Alberto Jonquières: “Julio Cortázar era un tío majo, muy grandote y tocaba muy mal la trompeta”

Camino velozmente hacia mi destino, el café Lisboa de la plaza del Collado, situada justo tras la Lonja de Valencia. He tenido que comprarme una pequeña libreta para emplearla como cuaderno de notas, el frenesí me hace siempre olvidar casi la mitad de lo que debo llevar encima. Aún no es la hora, el tiempo me concede algo de margen esta vez.

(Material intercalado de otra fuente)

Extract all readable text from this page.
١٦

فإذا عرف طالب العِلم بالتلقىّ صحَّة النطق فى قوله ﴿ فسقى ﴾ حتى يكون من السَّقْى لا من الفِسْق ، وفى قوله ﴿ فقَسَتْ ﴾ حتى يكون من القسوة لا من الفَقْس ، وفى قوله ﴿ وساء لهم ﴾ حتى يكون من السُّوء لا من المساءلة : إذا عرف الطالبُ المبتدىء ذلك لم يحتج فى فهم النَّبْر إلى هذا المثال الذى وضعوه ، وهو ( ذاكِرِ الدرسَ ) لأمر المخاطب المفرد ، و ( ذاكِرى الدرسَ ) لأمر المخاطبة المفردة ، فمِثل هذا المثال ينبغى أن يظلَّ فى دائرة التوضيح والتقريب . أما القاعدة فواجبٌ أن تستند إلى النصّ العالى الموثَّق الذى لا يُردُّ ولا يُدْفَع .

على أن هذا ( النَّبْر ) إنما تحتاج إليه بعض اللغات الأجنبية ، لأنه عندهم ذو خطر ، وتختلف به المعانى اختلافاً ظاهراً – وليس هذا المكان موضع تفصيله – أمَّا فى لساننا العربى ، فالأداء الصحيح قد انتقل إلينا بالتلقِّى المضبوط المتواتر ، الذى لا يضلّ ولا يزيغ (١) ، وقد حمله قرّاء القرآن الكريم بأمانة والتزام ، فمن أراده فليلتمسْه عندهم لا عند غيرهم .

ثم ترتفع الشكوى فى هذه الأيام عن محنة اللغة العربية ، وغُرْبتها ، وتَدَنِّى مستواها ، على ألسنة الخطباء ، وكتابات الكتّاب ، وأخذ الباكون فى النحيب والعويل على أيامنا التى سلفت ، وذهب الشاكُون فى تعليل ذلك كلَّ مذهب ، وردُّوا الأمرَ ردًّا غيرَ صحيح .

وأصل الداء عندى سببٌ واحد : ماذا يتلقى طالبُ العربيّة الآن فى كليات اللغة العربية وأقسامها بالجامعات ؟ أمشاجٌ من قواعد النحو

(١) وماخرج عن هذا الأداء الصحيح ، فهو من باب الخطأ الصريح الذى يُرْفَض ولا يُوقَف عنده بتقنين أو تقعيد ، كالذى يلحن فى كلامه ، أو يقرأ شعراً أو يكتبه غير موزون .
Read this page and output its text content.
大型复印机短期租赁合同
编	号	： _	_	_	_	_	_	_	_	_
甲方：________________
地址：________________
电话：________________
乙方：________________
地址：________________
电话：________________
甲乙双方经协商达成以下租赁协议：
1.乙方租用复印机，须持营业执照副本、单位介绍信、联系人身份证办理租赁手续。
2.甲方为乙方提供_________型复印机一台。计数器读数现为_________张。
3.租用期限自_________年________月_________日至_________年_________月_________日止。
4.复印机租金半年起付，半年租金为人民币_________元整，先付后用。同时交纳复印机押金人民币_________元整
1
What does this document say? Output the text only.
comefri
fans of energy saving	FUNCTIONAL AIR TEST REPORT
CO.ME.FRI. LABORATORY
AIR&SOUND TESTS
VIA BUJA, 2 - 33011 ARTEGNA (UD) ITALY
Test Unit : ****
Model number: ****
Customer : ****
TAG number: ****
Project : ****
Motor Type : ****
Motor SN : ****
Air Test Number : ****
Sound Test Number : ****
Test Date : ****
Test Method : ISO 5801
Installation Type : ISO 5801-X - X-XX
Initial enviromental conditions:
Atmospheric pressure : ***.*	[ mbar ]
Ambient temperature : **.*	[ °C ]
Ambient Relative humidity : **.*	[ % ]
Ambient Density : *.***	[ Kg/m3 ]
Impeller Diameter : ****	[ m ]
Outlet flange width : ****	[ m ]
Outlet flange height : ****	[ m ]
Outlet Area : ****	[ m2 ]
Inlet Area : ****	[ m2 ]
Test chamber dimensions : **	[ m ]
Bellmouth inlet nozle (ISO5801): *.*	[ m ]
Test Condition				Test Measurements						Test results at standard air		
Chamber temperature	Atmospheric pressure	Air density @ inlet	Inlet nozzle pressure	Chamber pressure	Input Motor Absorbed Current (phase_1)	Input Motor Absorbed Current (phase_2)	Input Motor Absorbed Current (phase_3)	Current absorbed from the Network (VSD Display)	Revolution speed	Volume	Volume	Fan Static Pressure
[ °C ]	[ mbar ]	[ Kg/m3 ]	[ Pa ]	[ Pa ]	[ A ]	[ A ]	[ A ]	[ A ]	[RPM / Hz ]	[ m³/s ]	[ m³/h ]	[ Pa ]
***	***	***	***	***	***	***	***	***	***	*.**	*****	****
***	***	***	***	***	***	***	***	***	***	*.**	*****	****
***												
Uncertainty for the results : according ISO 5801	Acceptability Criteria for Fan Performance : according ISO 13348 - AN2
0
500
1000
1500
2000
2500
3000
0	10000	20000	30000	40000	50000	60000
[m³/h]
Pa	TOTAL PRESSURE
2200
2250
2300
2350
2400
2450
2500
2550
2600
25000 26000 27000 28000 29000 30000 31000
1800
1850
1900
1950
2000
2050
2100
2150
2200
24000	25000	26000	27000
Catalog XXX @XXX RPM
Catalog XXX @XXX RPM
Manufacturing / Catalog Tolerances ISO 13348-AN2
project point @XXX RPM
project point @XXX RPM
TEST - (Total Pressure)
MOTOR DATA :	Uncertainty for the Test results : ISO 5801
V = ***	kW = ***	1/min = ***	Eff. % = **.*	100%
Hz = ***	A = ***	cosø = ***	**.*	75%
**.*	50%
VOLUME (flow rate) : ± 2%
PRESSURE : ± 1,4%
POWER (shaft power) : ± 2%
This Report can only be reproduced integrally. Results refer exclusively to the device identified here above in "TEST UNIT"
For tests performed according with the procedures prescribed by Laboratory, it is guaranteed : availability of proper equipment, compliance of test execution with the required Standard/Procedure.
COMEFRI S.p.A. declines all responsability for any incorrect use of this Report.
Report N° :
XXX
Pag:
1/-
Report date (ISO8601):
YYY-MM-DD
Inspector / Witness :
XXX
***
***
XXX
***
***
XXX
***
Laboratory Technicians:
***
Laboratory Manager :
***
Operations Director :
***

Atravieso la lonja y observo el ínfimo guión que acabo de hacerme para la entrevista, habrá que ver si se extiende en sus contestaciones, si me da lo que busco o será más bien un coyuntural encuentro de afirmaciones y negativas. Y cómo será, cómo será mirar a alguien que ha sido tan amigo de Julio, me pregunto fruto del idealismo de un mitómano.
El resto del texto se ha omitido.